Ce numéro de la Revue Médicale Suisse a pour but d’illustrer cette problématique et de proposer des modèles qui peuvent être une source d’inspiration. Il faut souligner que, même avec les modèles proposés, il subsiste bon nombre de difficultés : il n’y a que peu de données basées sur l’évidence, il s’agit de projets en cours dont les preuves scientifiques prendront encore du temps avant de les faire considérer comme des recommandations solides. Toutefois, ces modèles doivent être testés et défiés. Le problème de la transition n’est d’ailleurs pas l’apanage de l’adolescence mais bel et bien un problème en général pour tous nos patients. La transition du pré au posthospitalier est par exemple un sujet très attentivement étudié dans la médecine adulte.
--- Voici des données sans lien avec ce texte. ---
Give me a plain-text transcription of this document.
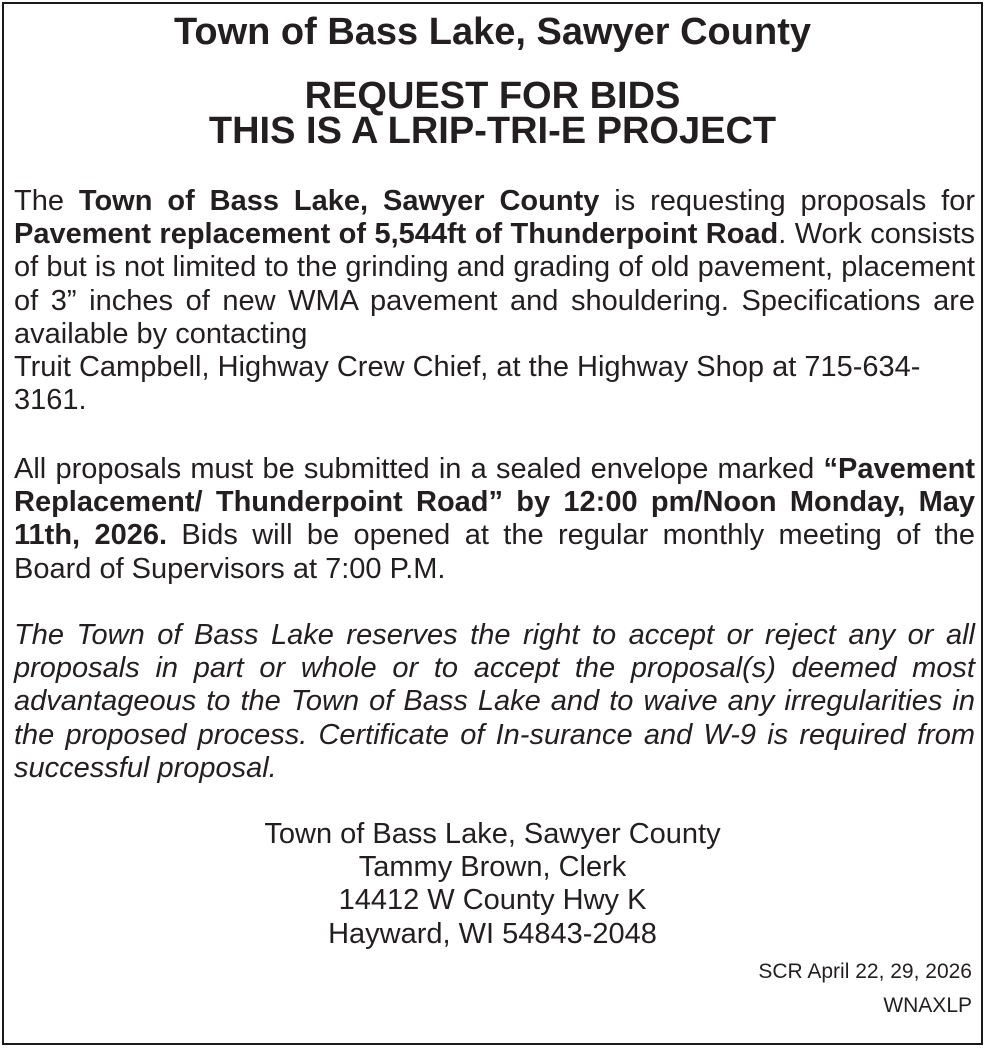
Town of Bass Lake, Sawyer County
REQUEST FOR BIDS
THIS IS A LRIP-TRI-E PROJECT
The Town of Bass Lake, Sawyer County is requesting proposals for Pavement replacement of 5,544ft of Thunderpoint Road. Work consists of but is not limited to the grinding and grading of old pavement, placement of 3” inches of new WMA pavement and shouldering. Specifications are available by contacting
Truit Campbell, Highway Crew Chief, at the Highway Shop at 715-634-3161.
All proposals must be submitted in a sealed envelope marked “Pavement Replacement/ Thunderpoint Road” by 12:00 pm/Noon Monday, May 11th, 2026. Bids will be opened at the regular monthly meeting of the Board of Supervisors at 7:00 P.M.
The Town of Bass Lake reserves the right to accept or reject any or all proposals in part or whole or to accept the proposal(s) deemed most advantageous to the Town of Bass Lake and to waive any irregularities in the proposed process. Certificate of In-surance and W-9 is required from successful proposal.
Town of Bass Lake, Sawyer County
Tammy Brown, Clerk
14412 W County Hwy K
Hayward, WI 54843-2048
SCR April 22, 29, 2026
WNAXLP
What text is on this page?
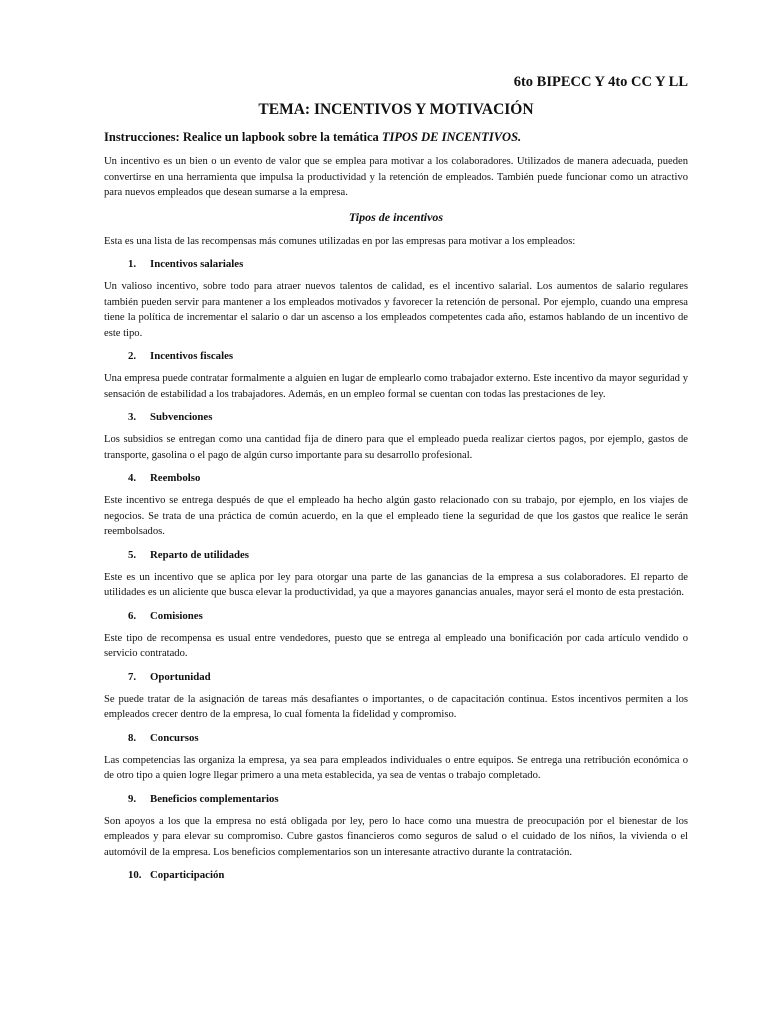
6to BIPECC Y 4to CC Y LL
TEMA: INCENTIVOS Y MOTIVACIÓN
Instrucciones: Realice un lapbook sobre la temática TIPOS DE INCENTIVOS.

Un incentivo es un bien o un evento de valor que se emplea para motivar a los colaboradores. Utilizados de manera adecuada, pueden convertirse en una herramienta que impulsa la productividad y la retención de empleados. También puede funcionar como un atractivo para nuevos empleados que desean sumarse a la empresa.

Tipos de incentivos

Esta es una lista de las recompensas más comunes utilizadas en por las empresas para motivar a los empleados:

1.	Incentivos salariales

Un valioso incentivo, sobre todo para atraer nuevos talentos de calidad, es el incentivo salarial. Los aumentos de salario regulares también pueden servir para mantener a los empleados motivados y favorecer la retención de personal. Por ejemplo, cuando una empresa tiene la política de incrementar el salario o dar un ascenso a los empleados competentes cada año, estamos hablando de un incentivo de este tipo.

2.	Incentivos fiscales

Una empresa puede contratar formalmente a alguien en lugar de emplearlo como trabajador externo. Este incentivo da mayor seguridad y sensación de estabilidad a los trabajadores. Además, en un empleo formal se cuentan con todas las prestaciones de ley.

3.	Subvenciones

Los subsidios se entregan como una cantidad fija de dinero para que el empleado pueda realizar ciertos pagos, por ejemplo, gastos de transporte, gasolina o el pago de algún curso importante para su desarrollo profesional.

4.	Reembolso

Este incentivo se entrega después de que el empleado ha hecho algún gasto relacionado con su trabajo, por ejemplo, en los viajes de negocios. Se trata de una práctica de común acuerdo, en la que el empleado tiene la seguridad de que los gastos que realice le serán reembolsados.

5.	Reparto de utilidades

Este es un incentivo que se aplica por ley para otorgar una parte de las ganancias de la empresa a sus colaboradores. El reparto de utilidades es un aliciente que busca elevar la productividad, ya que a mayores ganancias anuales, mayor será el monto de esta prestación.

6.	Comisiones

Este tipo de recompensa es usual entre vendedores, puesto que se entrega al empleado una bonificación por cada artículo vendido o servicio contratado.

7.	Oportunidad

Se puede tratar de la asignación de tareas más desafiantes o importantes, o de capacitación continua. Estos incentivos permiten a los empleados crecer dentro de la empresa, lo cual fomenta la fidelidad y compromiso.

8.	Concursos

Las competencias las organiza la empresa, ya sea para empleados individuales o entre equipos. Se entrega una retribución económica o de otro tipo a quien logre llegar primero a una meta establecida, ya sea de ventas o trabajo completado.

9.	Beneficios complementarios

Son apoyos a los que la empresa no está obligada por ley, pero lo hace como una muestra de preocupación por el bienestar de los empleados y para elevar su compromiso. Cubre gastos financieros como seguros de salud o el cuidado de los niños, la vivienda o el automóvil de la empresa. Los beneficios complementarios son un interesante atractivo durante la contratación.

10. Coparticipación
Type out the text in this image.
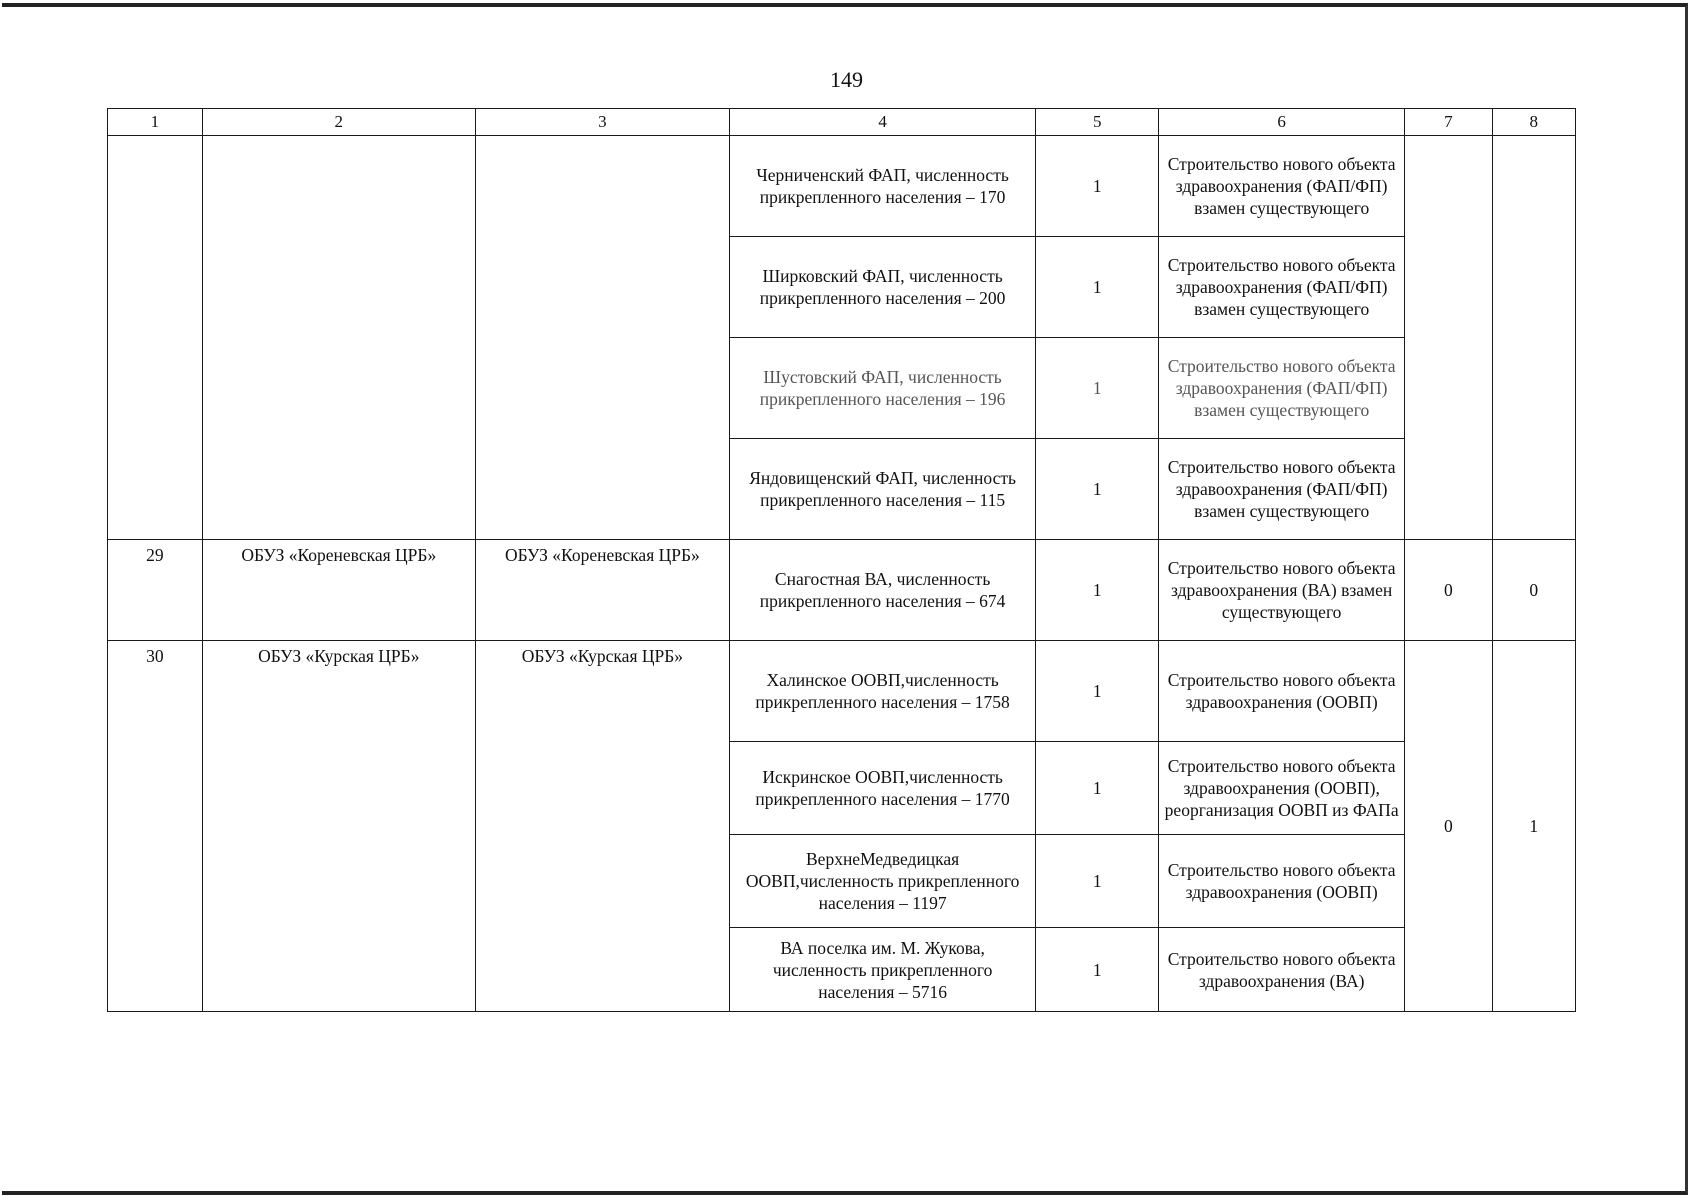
149
1	2	3	4	5	6	7	8
			Черниченский ФАП, численность прикрепленного населения – 170	1	Строительство нового объекта здравоохранения (ФАП/ФП) взамен существующего		
			Ширковский ФАП, численность прикрепленного населения – 200	1	Строительство нового объекта здравоохранения (ФАП/ФП) взамен существующего		
			Шустовский ФАП, численность прикрепленного населения – 196	1	Строительство нового объекта здравоохранения (ФАП/ФП) взамен существующего		
			Яндовищенский ФАП, численность прикрепленного населения – 115	1	Строительство нового объекта здравоохранения (ФАП/ФП) взамен существующего		
29	ОБУЗ «Кореневская ЦРБ»	ОБУЗ «Кореневская ЦРБ»	Снагостная ВА, численность прикрепленного населения – 674	1	Строительство нового объекта здравоохранения (ВА) взамен существующего	0	0
30	ОБУЗ «Курская ЦРБ»	ОБУЗ «Курская ЦРБ»	Халинское ООВП,численность прикрепленного населения – 1758	1	Строительство нового объекта здравоохранения (ООВП)	0	1
			Искринское ООВП,численность прикрепленного населения – 1770	1	Строительство нового объекта здравоохранения (ООВП), реорганизация ООВП из ФАПа		
			ВерхнеМедведицкая ООВП,численность прикрепленного населения – 1197	1	Строительство нового объекта здравоохранения (ООВП)		
			ВА поселка им. М. Жукова, численность прикрепленного населения – 5716	1	Строительство нового объекта здравоохранения (ВА)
Ces moments de vulnérabilité accrue sont particulièrement riches pour permettre des investigations, des programmes de recherche et d’interventions. Seule certitude : il y a place pour nous améliorer ensemble sur ce thème de la transition. Nous avons donc porté une attention particulière aux besoins légitimes de nos collègues de la médecine adulte et leur avons demandé de s’impliquer dans la rédaction de ces articles ; nous les remercions de l’enthousiasme avec lequel ils ont accepté. Si toute transition pose un risque, il faut aussi y relever l’opportunité d’ouvrir un nouveau chapitre avec de nouveaux horizons et des nouvelles motivations.